Un problema che quindi non è solo piemontese, visto che in tutta Italia mancano oltre 5.500 medici di medicina generale e sempre più cittadini faticano a trovare un medico di famiglia, soprattutto nelle grandi Regioni. «A fronte di migliaia di pensionamenti - spiegano dalla Fondazione - il numero di giovani medici che scelgono questa professione continua a diminuire». Ad acuire il problema, il fatto che allo stesso tempo la popolazione è sempre più anziana (e di conseguenza più bisognosa di assistenza medica): nel 2023 gli over 65 erano oltre 14,2 milioni, di cui più della metà affetti da due o più malattie croniche. «Intanto - è la nota critica del Gimbe - la politica propone la dipendenza dei medici di famiglia come soluzione, senza alcuna valutazione d’impatto economico, contributivo, organizzativo e professionale».

«L’allarme sulla carenza dei medici di medicina generale - afferma Nino Cartabellotta, presidente della Fondazione Gimbe - riguarda ormai tutte le Regioni e affonda le radici in una programmazione inadeguata, che non ha garantito il ricambio generazionale in relazione ai pensionamenti attesi. Negli ultimi anni poi la professione ha perso sempre più attrattività, rendendo oggi spesso difficile per i cittadini trovare un medico vicino a casa, con conseguenti disagi e rischi per la salute, soprattutto per anziani e persone fragili». All’orizzonte poi si prospetta un ulteriore problema: «I criteri per definire il numero massimo di assistiti - spiega Cartabellotta - non hanno mai considerato l’evoluzione demografica degli ultimi 40 anni, né oggi tengono presenti le proiezioni per il prossimo decennio». Infatti, secondo le previsioni Istat per il 2034, gli over 65 rappresenteranno il 29,4% della popolazione (17,04 milioni) e gli over 80 saliranno al 9,1% (5,28 milioni). «L’invecchiamento della popolazione e l’aumento delle patologie croniche richiedono maggiori bisogni clinico-assistenziali e impongono ai medici un carico di lavoro sempre più elevato, con un impatto negativo sulla qualità dell’assistenza».
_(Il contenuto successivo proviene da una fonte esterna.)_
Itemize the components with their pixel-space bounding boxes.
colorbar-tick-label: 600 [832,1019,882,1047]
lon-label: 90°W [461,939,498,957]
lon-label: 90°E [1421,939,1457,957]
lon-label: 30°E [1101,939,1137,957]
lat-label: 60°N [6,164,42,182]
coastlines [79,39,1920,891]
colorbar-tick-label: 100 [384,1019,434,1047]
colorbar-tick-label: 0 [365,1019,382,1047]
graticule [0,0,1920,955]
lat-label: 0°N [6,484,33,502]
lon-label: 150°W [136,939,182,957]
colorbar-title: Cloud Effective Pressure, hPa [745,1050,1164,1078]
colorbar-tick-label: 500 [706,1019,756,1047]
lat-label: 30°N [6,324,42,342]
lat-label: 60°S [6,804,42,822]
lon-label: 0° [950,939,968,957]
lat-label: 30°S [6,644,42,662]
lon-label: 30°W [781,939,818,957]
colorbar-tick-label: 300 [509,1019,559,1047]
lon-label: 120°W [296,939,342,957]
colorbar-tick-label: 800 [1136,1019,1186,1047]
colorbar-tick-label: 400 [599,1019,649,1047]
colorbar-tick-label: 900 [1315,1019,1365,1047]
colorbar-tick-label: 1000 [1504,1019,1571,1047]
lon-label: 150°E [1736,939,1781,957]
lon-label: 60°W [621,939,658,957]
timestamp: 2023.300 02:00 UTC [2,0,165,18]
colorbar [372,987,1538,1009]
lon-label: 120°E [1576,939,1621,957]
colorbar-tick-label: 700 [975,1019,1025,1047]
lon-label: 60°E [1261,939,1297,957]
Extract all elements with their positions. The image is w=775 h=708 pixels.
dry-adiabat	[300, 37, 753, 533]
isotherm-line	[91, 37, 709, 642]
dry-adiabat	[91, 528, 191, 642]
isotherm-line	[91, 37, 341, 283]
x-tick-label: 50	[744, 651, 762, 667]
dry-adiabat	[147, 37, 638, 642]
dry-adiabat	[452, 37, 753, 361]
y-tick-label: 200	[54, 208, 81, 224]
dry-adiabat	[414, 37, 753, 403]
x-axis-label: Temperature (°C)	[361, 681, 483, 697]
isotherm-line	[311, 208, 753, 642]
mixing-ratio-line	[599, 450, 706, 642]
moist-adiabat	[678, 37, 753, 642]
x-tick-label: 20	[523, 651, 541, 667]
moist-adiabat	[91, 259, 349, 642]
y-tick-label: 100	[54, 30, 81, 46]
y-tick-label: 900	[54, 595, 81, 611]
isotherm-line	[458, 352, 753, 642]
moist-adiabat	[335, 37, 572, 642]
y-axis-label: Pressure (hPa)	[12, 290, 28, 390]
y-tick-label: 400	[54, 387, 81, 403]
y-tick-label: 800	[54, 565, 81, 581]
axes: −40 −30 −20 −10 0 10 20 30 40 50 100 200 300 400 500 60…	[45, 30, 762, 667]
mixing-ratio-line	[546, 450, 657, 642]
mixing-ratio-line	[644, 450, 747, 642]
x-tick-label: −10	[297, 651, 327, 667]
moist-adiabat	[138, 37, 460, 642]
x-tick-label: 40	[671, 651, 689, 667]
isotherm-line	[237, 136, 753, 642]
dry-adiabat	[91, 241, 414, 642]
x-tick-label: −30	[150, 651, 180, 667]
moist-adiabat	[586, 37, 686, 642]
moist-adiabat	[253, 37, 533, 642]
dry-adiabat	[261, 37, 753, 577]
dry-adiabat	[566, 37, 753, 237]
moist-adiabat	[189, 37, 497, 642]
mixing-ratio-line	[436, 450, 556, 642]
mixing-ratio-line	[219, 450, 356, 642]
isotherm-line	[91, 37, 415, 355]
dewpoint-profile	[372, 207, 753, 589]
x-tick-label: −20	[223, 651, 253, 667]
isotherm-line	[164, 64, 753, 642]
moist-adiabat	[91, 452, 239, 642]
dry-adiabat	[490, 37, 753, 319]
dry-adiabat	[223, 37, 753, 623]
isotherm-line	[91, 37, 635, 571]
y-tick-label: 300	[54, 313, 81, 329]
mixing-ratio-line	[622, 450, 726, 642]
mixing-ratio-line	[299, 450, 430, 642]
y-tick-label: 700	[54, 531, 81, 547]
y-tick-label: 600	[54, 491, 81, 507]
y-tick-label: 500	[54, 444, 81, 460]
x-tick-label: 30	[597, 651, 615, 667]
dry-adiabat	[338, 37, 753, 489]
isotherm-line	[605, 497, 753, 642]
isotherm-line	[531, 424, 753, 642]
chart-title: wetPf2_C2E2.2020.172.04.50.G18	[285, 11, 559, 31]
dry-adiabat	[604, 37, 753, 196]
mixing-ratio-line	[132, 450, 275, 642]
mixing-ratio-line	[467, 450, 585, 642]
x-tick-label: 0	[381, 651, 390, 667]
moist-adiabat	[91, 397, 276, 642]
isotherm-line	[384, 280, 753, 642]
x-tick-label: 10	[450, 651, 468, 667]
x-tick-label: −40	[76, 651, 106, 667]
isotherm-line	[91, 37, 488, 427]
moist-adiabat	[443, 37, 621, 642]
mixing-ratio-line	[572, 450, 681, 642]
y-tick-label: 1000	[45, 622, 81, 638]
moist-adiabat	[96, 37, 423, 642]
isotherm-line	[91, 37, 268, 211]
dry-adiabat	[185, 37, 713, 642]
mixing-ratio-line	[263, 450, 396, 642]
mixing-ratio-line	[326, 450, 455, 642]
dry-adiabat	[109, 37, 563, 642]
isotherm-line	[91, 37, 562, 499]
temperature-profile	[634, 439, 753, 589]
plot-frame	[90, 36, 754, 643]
Il problema ovviamente non è nuovo, anche se in costante peggioramento. Da anni è noto e si cerca una soluzione. La risposta trovata dalla politica è quella di una riforma radicale. Governo e Regioni concordano sulla necessità di passare dal rapporto di convenzione a quello di dipendenza per i medici di medicina generale, con l’obiettivo primario di garantirne la presenza nelle Case di Comunità e negli altri servizi delle Asl. Ma anche questo non convince del tutto. «Non è stata condotta alcuna valutazione di impatto - è la critica di Cartabellotta - che dimostri l’efficacia di questa soluzione: un’analisi approfondita dovrebbe considerare gli effetti economici, contributivi, organizzativi e professionali di una riforma di tale portata».
Se il futuro resta quindi un’incognita, al momento almeno una cosa appare sicura: «Se la professione continuerà a perdere appeal, il rischio concreto è lasciare milioni di persone senza medico di famiglia, peggiorare la qualità dell’assistenza territoriale e compromettere la salute delle persone, soprattutto dei più anziani e fragili».